Keeping history alive

It’s 8:15 on a rainy November morning when Bob walks in, the first customer of the day. A retired firefighter and a longtime Longviewer, Bob slides into a chair with an easy, casual air. He recalls a barber named Lake Brickey who would greet his customers while sitting in his barber chair and playing the banjo. Brickey’s young son drowned in the Olentangy River in a spot right near Bob’s fire station on Arcadia. Soon, Bob steers the conversation toward worries about possible changes to police and fire pensions that he heard about on the morning radio news. Any topic seems at home in this place.
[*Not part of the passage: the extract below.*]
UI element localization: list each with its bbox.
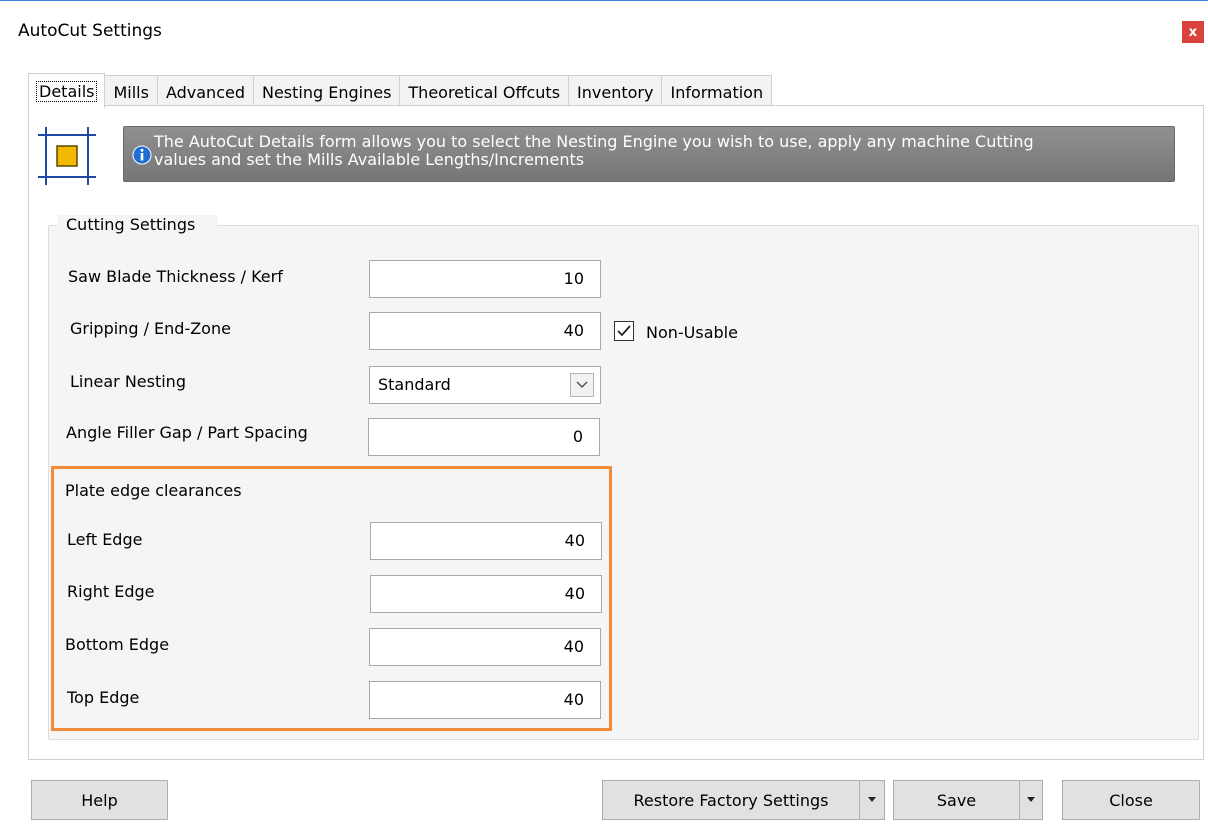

And so the talk flows, like molten gold. As I strain to eavesdrop on the animated conversations filling the shop, the magic of Longview slowly dawns on me. There’s something real about this environment, a stark contrast to so many other public places, governed as they are by unwritten rules of eye contact avoidance and backs hunched in obeisance to the latest technology. Humanity is happening here. And it somehow seems as if it always has.

When I moved to the city in 1976, Columbus was celebrating the hard-fought victory that saved the Ohio Theatre from the wrecking ball. Here in Clintonville, Rodgers and the historical society are currently struggling to save the former Southwick funeral mansion, a corner of which once harbored runaway slaves on the Underground Railroad. She hopes to help preserve that precious piece of history for present and future generations.

But, like Longview, these old structures aren’t being preserved as museums. Rather, they take their places among the living, earning businesses in today’s thriving community. The Southwick mansion is proposed as a venue for a child care center.

Here at Longview, hair gets cut. And the community conversation lives on.